I do have to say though there was one cheaper motel that did not nastify me.
It was after we had been married for a year. The place: Texas, on our way to San Antonio on a roadtrip with our friends Andy and Dacia. We have flown into Dallas to spend a long weekend with them and after we sent our friend Angel home on another plane (right after ours got in), we hopped into their miniscule Honda Civic (at 8:00ish pm) and started to drive to San Antonio.
San Antonio is not that close to Dallas.
In case you ever wondered.
A little past midnight (I really don’t know. It was like 10 years ago–but it was late and we had been traveling for a while), we decided that we had had enough of the car. We pulled off and started to look for a place to stay.
The plan was that Dacia and I were going to go in, rent a room for 2, and sneak the guys in, so we would only have to pay for 2.
Yeah, we were totally honest, good Christian girls.
We stopped at a Ramada or something similar and there wasn’t anything vacant, so we kept driving.
Driving around town, we found a motel named Dwight’s Motel. And the best feature they advertised was COLOR TV.
Isn’t that AWESOME?!?
We shoulda stopped.
But we didn’t.
We kept driving.
To a place that shall remain nameless.
Why? Because I don’t remember its name.
But it was a big German Haus.
|image courtesy of jay-dee 7478|
And it didn’t look like this
When Dacia and I got to the front door, it was locked.
So we rang the doorbell, and an old German lady in her housecoat and with curlers in her hair came to the door. She let us in and asked us what we wanted. We told her we needed a room for …..4 (the guys were going to be walking in the front door past this lady before she locked us in).

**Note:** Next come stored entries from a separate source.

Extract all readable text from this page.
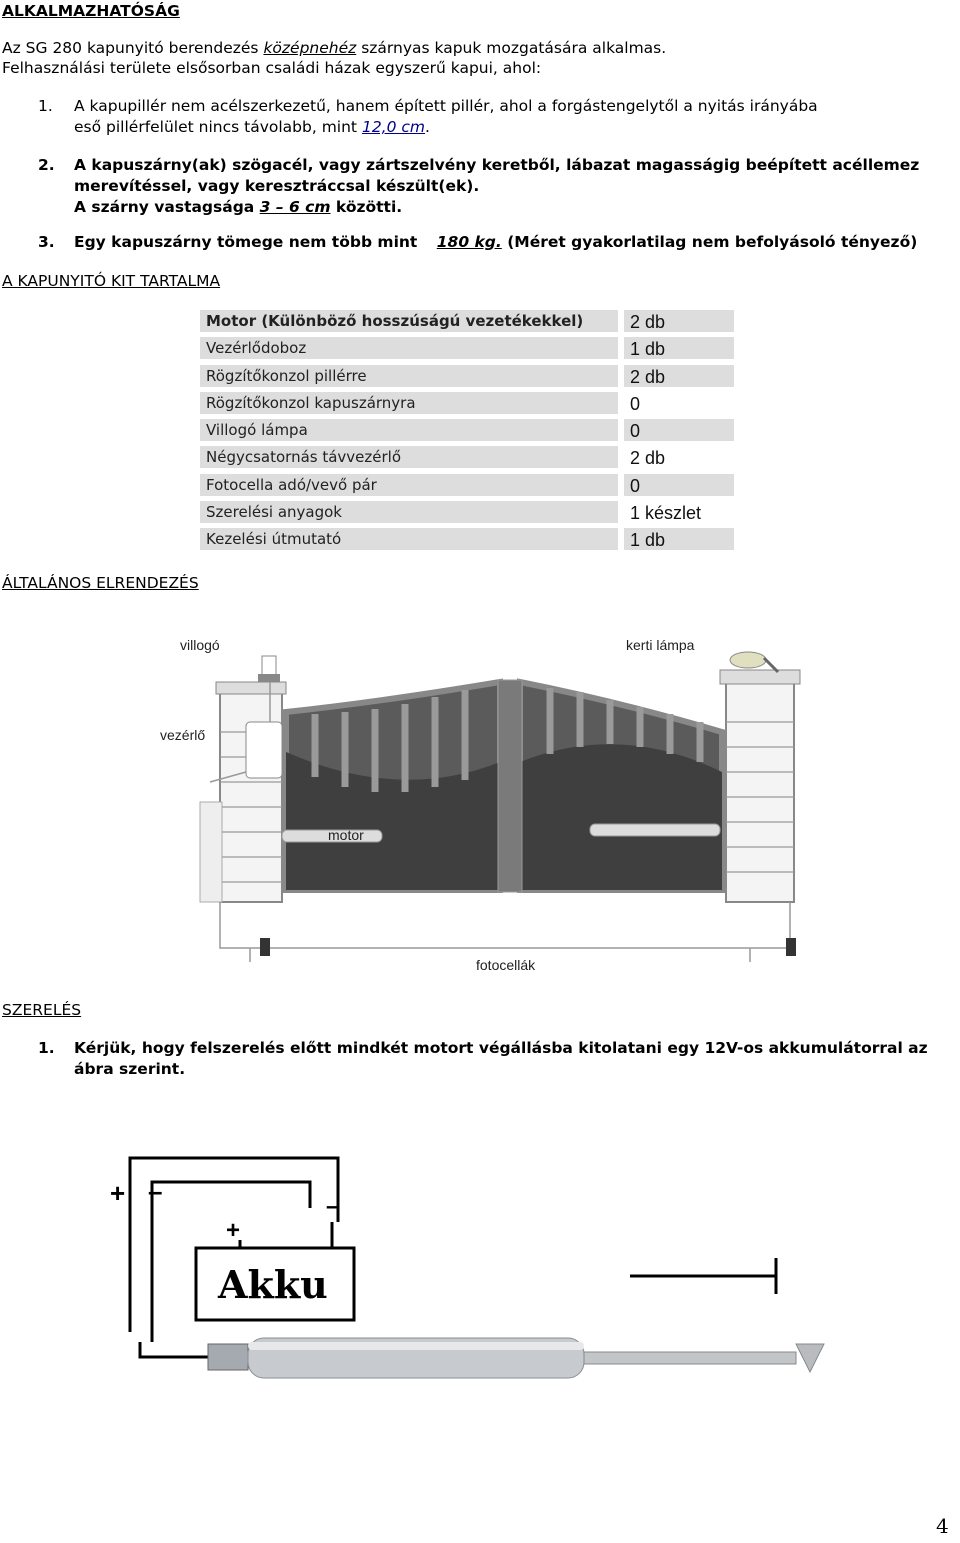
ALKALMAZHATÓSÁG
Az SG 280 kapunyitó berendezés középnehéz szárnyas kapuk mozgatására alkalmas.
Felhasználási területe elsősorban családi házak egyszerű kapui, ahol:
1. A kapupillér nem acélszerkezetű, hanem épített pillér, ahol a forgástengelytől a nyitás irányába
eső pillérfelület nincs távolabb, mint 12,0 cm.
2. A kapuszárny(ak) szögacél, vagy zártszelvény keretből, lábazat magasságig beépített acéllemez
merevítéssel, vagy keresztráccsal készült(ek).
A szárny vastagsága 3 – 6 cm közötti.
3. Egy kapuszárny tömege nem több mint 180 kg. (Méret gyakorlatilag nem befolyásoló tényező)
A KAPUNYITÓ KIT TARTALMA
Motor (Különböző hosszúságú vezetékekkel)	2 db
Vezérlődoboz	1 db
Rögzítőkonzol pillérre	2 db
Rögzítőkonzol kapuszárnyra	0
Villogó lámpa	0
Négycsatornás távvezérlő	2 db
Fotocella adó/vevő pár	0
Szerelési anyagok	1 készlet
Kezelési útmutató	1 db
ÁLTALÁNOS ELRENDEZÉS
villogó	kerti lámpa
vezérlő
motor
fotocellák
SZERELÉS
1. Kérjük, hogy felszerelés előtt mindkét motort végállásba kitolatani egy 12V-os akkumulátorral az
ábra szerint.
+ –
+
–
Akku
4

Me in a hushed and frantic whisper–Dacia, we have to tell her 4.
Dacia–Ummmmm yeah, I know. There’s 4 of us.
German Lady–Ja. What’s your license plate?
Me–Texas, No, I mean Minnesota.
German Lady–You drove all the way from Iowa?
Dacia–No, my husband and I live in Texas, but our car is from Iowa (joys of being college students and the title being under your parents)
Me–And we just got here from Minnesota. (good job Gianna! Way to confuse her more!)
After we checked in, we all traipsed in with our stuff and unloaded it in our room.
Let me tell you that these rooms were the most remarkable I have been in.
First of all the wall were stark white. STARK WHITE!
The wall decorations were old calendar pages ripped apart (okay, let’s give them the benefit of the doubt. They were cut apart) and thumbtacked to the wall above the beds. One for each bed.
One of them was the Taj Mahal.
Because what German Haus doesn’t have a picture of the Taj Mahal from INDIA?
The next morning, while the guys (who we so truthfully notified the hotel of) checked us out, the lobby was blaring polka music.
Their continental breakfast? Stale Hydrox cookies placed on a doily upon a silver tray.
The only thing better than the Nameless German Haus would have been Dwight’s Motel.